Photo by Ascel Kadhem on Unsplash

The National Taskforce on Tradeswomen’s Issues, a project of Equal Rights Advocates (ERA), filed a formal comment Tuesday opposing the Trump Administration's proposed changes eliminating rules that help ensure equal access to construction and skilled-trade apprenticeships nationwide.

The Department of Labor's (DOL) proposal, released on June 2, would remove requirements for anti-harassment training in apprenticeship programs, eliminate provisions designed to promote equal opportunity for women and other underrepresented groups, strip away compliance review mechanisms that ensure programs follow anti-discrimination laws, remove retaliation protections for those who file discrimination complaints, and limit the ability of state agencies to provide stronger protections than federal minimums.

DOL's proposed rule would “dismantle decades of hard-won protections designed to ensure women, people of color, and other underrepresented groups have equal access to these coveted apprenticeships, the primary pathway into high-paying construction trades jobs,” The Taskforce’s press release stated.  

Advocates say the changes will also exacerbate the shortage of skilled trades laborers currently being reported in many states.

"Women already make up only 4% of construction workers and are similarly underrepresented in apprenticeship programs.
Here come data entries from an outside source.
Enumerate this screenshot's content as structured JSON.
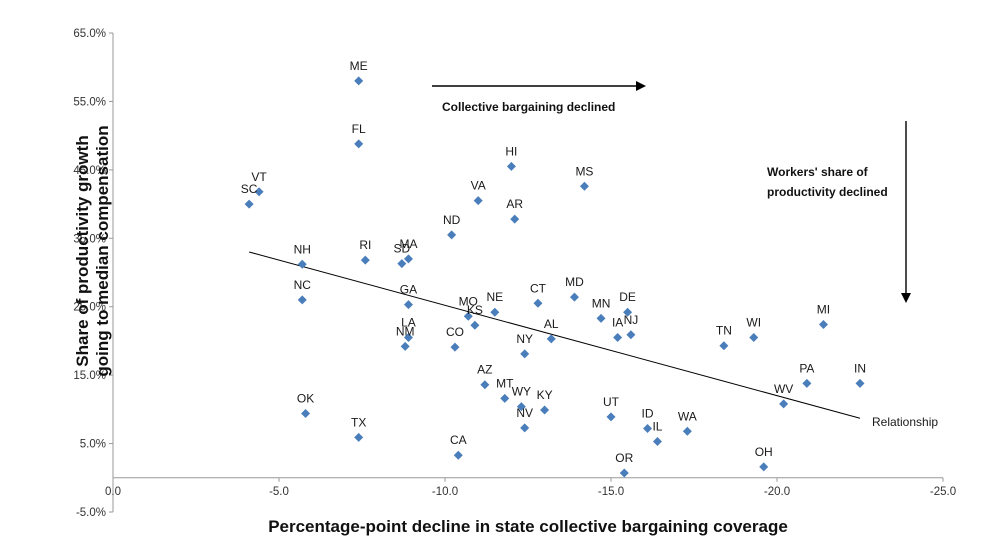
{
  "chart_data": {
    "type": "scatter",
    "xlabel": "Percentage-point decline in state collective bargaining coverage",
    "ylabel_lines": [
      "Share of productivity growth",
      "going to median compensation"
    ],
    "xlim": [
      0,
      -25
    ],
    "ylim": [
      -5,
      65
    ],
    "x_ticks": [
      "0.0",
      "-5.0",
      "-10.0",
      "-15.0",
      "-20.0",
      "-25.0"
    ],
    "x_tick_values": [
      0,
      -5,
      -10,
      -15,
      -20,
      -25
    ],
    "y_ticks": [
      "-5.0%",
      "5.0%",
      "15.0%",
      "25.0%",
      "35.0%",
      "45.0%",
      "55.0%",
      "65.0%"
    ],
    "y_tick_values": [
      -5,
      5,
      15,
      25,
      35,
      45,
      55,
      65
    ],
    "grid": false,
    "marker_color": "#4a7ebb",
    "points": [
      {
        "label": "ME",
        "x": -7.4,
        "y": 58.0
      },
      {
        "label": "FL",
        "x": -7.4,
        "y": 48.8
      },
      {
        "label": "VT",
        "x": -4.4,
        "y": 41.8
      },
      {
        "label": "SC",
        "x": -4.1,
        "y": 40.0
      },
      {
        "label": "NH",
        "x": -5.7,
        "y": 31.2
      },
      {
        "label": "NC",
        "x": -5.7,
        "y": 26.0
      },
      {
        "label": "RI",
        "x": -7.6,
        "y": 31.8
      },
      {
        "label": "SD",
        "x": -8.7,
        "y": 31.3
      },
      {
        "label": "MA",
        "x": -8.9,
        "y": 32.0
      },
      {
        "label": "ND",
        "x": -10.2,
        "y": 35.5
      },
      {
        "label": "VA",
        "x": -11.0,
        "y": 40.5
      },
      {
        "label": "HI",
        "x": -12.0,
        "y": 45.5
      },
      {
        "label": "AR",
        "x": -12.1,
        "y": 37.8
      },
      {
        "label": "MS",
        "x": -14.2,
        "y": 42.6
      },
      {
        "label": "GA",
        "x": -8.9,
        "y": 25.3
      },
      {
        "label": "LA",
        "x": -8.9,
        "y": 20.5
      },
      {
        "label": "NM",
        "x": -8.8,
        "y": 19.2
      },
      {
        "label": "CO",
        "x": -10.3,
        "y": 19.1
      },
      {
        "label": "MO",
        "x": -10.7,
        "y": 23.6
      },
      {
        "label": "KS",
        "x": -10.9,
        "y": 22.3
      },
      {
        "label": "NE",
        "x": -11.5,
        "y": 24.2
      },
      {
        "label": "CT",
        "x": -12.8,
        "y": 25.5
      },
      {
        "label": "MD",
        "x": -13.9,
        "y": 26.4
      },
      {
        "label": "NY",
        "x": -12.4,
        "y": 18.1
      },
      {
        "label": "AL",
        "x": -13.2,
        "y": 20.3
      },
      {
        "label": "MN",
        "x": -14.7,
        "y": 23.3
      },
      {
        "label": "DE",
        "x": -15.5,
        "y": 24.2
      },
      {
        "label": "IA",
        "x": -15.2,
        "y": 20.5
      },
      {
        "label": "NJ",
        "x": -15.6,
        "y": 20.9
      },
      {
        "label": "AZ",
        "x": -11.2,
        "y": 13.6
      },
      {
        "label": "MT",
        "x": -11.8,
        "y": 11.6
      },
      {
        "label": "WY",
        "x": -12.3,
        "y": 10.4
      },
      {
        "label": "KY",
        "x": -13.0,
        "y": 9.9
      },
      {
        "label": "NV",
        "x": -12.4,
        "y": 7.3
      },
      {
        "label": "UT",
        "x": -15.0,
        "y": 8.9
      },
      {
        "label": "ID",
        "x": -16.1,
        "y": 7.2
      },
      {
        "label": "IL",
        "x": -16.4,
        "y": 5.3
      },
      {
        "label": "WA",
        "x": -17.3,
        "y": 6.8
      },
      {
        "label": "OR",
        "x": -15.4,
        "y": 0.7
      },
      {
        "label": "OK",
        "x": -5.8,
        "y": 9.4
      },
      {
        "label": "TX",
        "x": -7.4,
        "y": 5.9
      },
      {
        "label": "CA",
        "x": -10.4,
        "y": 3.3
      },
      {
        "label": "TN",
        "x": -18.4,
        "y": 19.3
      },
      {
        "label": "WI",
        "x": -19.3,
        "y": 20.5
      },
      {
        "label": "MI",
        "x": -21.4,
        "y": 22.4
      },
      {
        "label": "PA",
        "x": -20.9,
        "y": 13.8
      },
      {
        "label": "IN",
        "x": -22.5,
        "y": 13.8
      },
      {
        "label": "WV",
        "x": -20.2,
        "y": 10.8
      },
      {
        "label": "OH",
        "x": -19.6,
        "y": 1.6
      }
    ],
    "trendline": {
      "label": "Relationship",
      "from": {
        "x": -4.1,
        "y": 33.0
      },
      "to": {
        "x": -22.5,
        "y": 8.7
      }
    },
    "annotations": {
      "collective": "Collective bargaining declined",
      "workers_line1": "Workers' share of",
      "workers_line2": "productivity declined"
    }
  }
}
These regulatory changes would make it even harder for women to access apprenticeships that lead to well-paid skilled trades careers,” said Jessica Ramey Stender, policy director and deputy legal director at Equal Rights Advocates. "This proposal represents a devastating rollback of hard-fought protections that would slam the door shut on economic opportunity for women and people of color and eliminate opportunities to address skilled labor shortages."

The coalition's 38-page comment, with support from more than 75 national and local organizations, challenges the Department's reasoning and shows that the current regulations have successfully increased diversity in apprenticeship programs.

According to the coalition, a woman working as an electrician will earn more than $1 million more than a woman working in a traditionally female-dominated field like childcare or service work. Many California trades provide six-figure salaries within a few years, CalMatters reports.  

One in ten construction workers is a woman, per data from the Bureau of Labor Statistics. 

The coalition argues the government’s concerns about "reverse discrimination" are unsupported by evidence, and existing protections are necessary to address ongoing discrimination that federal civil rights laws alone have not prevented. The comment also argues the proposal violates federal requirements for proper rulemaking.

"The Trump Administration is using the same playbook we've seen before, attacking civil rights protections through obscure regulatory processes while claiming to protect workers," said Noreen Farrell, executive director of Equal Rights Advocates. "These apprenticeship programs are doorways to economic security for women and people of color. We will not stand by while this administration tries to slam those doors shut through backroom regulatory manipulation."

The public comment period for the proposed rule closed on September 2, 2025.